You don't list a pH reading, so I don't know whether it needs to come down or not. Since you've been using so much stabilized chlorine, though, I doubt it needs to be lowered. Chances are it needs to be raised. Can you test for that and list your result?

The next thing I would do is to test your chlorine level tonight, after the sun is off the pool, and test it again in the morning, before the sun hits the pool. Compare those readings, and if there's more than 1 ppm difference, then you need to shock the pool, which for a CYA =50 means you need to raise the chlorine to 15-18 ppm and hold it there until the water clears up and until you can run that test overnight again without losing any chlorine. If there is less than 1 ppm difference, then you need to keep your filter running and be a little patient to allow the filter to remove any junk from the water.
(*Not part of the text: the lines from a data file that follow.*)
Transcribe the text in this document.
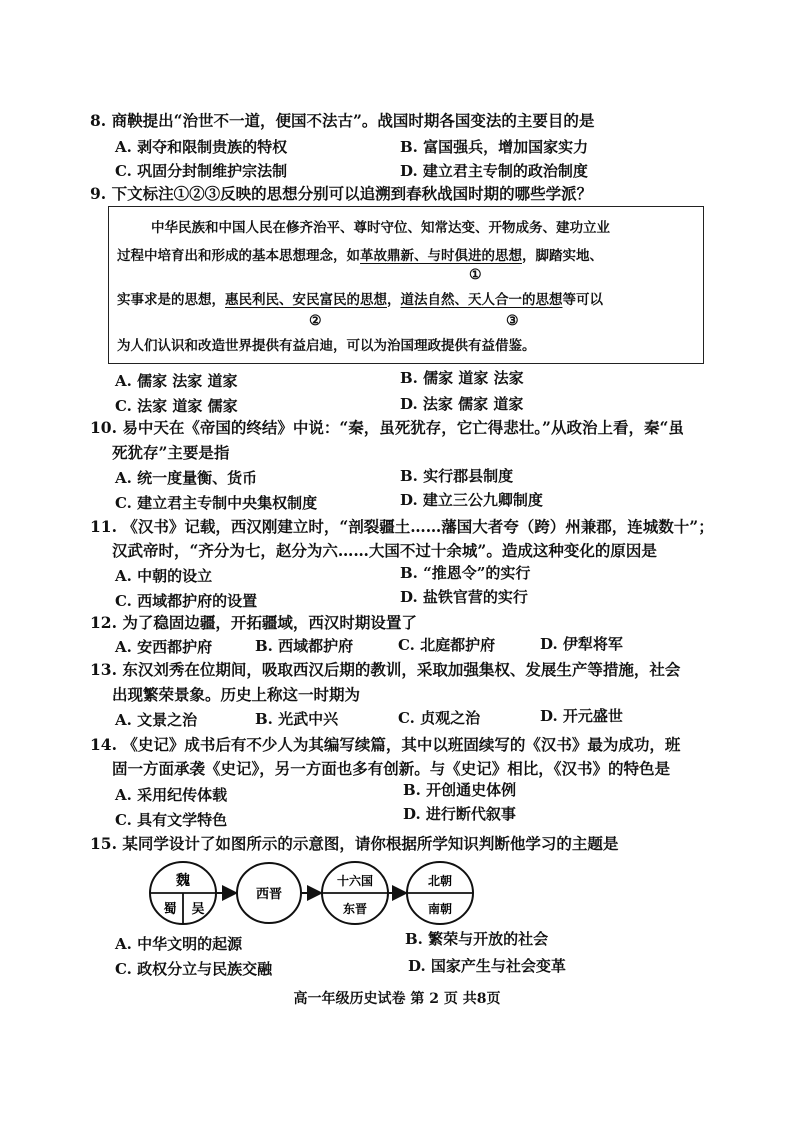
8. 商鞅提出“治世不一道，便国不法古”。战国时期各国变法的主要目的是
A. 剥夺和限制贵族的特权	B. 富国强兵，增加国家实力
C. 巩固分封制维护宗法制	D. 建立君主专制的政治制度
9. 下文标注①②③反映的思想分别可以追溯到春秋战国时期的哪些学派？
中华民族和中国人民在修齐治平、尊时守位、知常达变、开物成务、建功立业
过程中培育出和形成的基本思想理念，如革故鼎新、与时俱进的思想，脚踏实地、
①
实事求是的思想，惠民利民、安民富民的思想，道法自然、天人合一的思想等可以
②	③
为人们认识和改造世界提供有益启迪，可以为治国理政提供有益借鉴。
A. 儒家 法家 道家	B. 儒家 道家 法家
C. 法家 道家 儒家	D. 法家 儒家 道家
10. 易中天在《帝国的终结》中说：“秦，虽死犹存，它亡得悲壮。”从政治上看，秦“虽
死犹存”主要是指
A. 统一度量衡、货币	B. 实行郡县制度
C. 建立君主专制中央集权制度	D. 建立三公九卿制度
11. 《汉书》记载，西汉刚建立时，“剖裂疆土……藩国大者夸（跨）州兼郡，连城数十”；
汉武帝时，“齐分为七，赵分为六……大国不过十余城”。造成这种变化的原因是
A. 中朝的设立	B. “推恩令”的实行
C. 西域都护府的设置	D. 盐铁官营的实行
12. 为了稳固边疆，开拓疆域，西汉时期设置了
A. 安西都护府	B. 西域都护府	C. 北庭都护府	D. 伊犁将军
13. 东汉刘秀在位期间，吸取西汉后期的教训，采取加强集权、发展生产等措施，社会
出现繁荣景象。历史上称这一时期为
A. 文景之治	B. 光武中兴	C. 贞观之治	D. 开元盛世
14. 《史记》成书后有不少人为其编写续篇，其中以班固续写的《汉书》最为成功，班
固一方面承袭《史记》，另一方面也多有创新。与《史记》相比，《汉书》的特色是
A. 采用纪传体载	B. 开创通史体例
C. 具有文学特色	D. 进行断代叙事
15. 某同学设计了如图所示的示意图，请你根据所学知识判断他学习的主题是
魏
蜀 吴
西晋
十六国
东晋
北朝
南朝
A. 中华文明的起源	B. 繁荣与开放的社会
C. 政权分立与民族交融	D. 国家产生与社会变革
高一年级历史试卷 第 2 页 共8页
Do yourself a favor and get your own test kit and test your water yourself. Pool store test results are sometimes reliable and sometimes not, but there's no real way to know until you have water problems. We highly recommend the K-2006 linked in my sig, but for now, at least go to WalMart and get either the hth 6-way drop kit or the cheapie OTO kit (uses yellow and red drops for chlorine and pH) and use that. To determine chlorine demand overnight, you have to be able to get accurate testing done at specific times, and the pool store just won't be able to do that for you.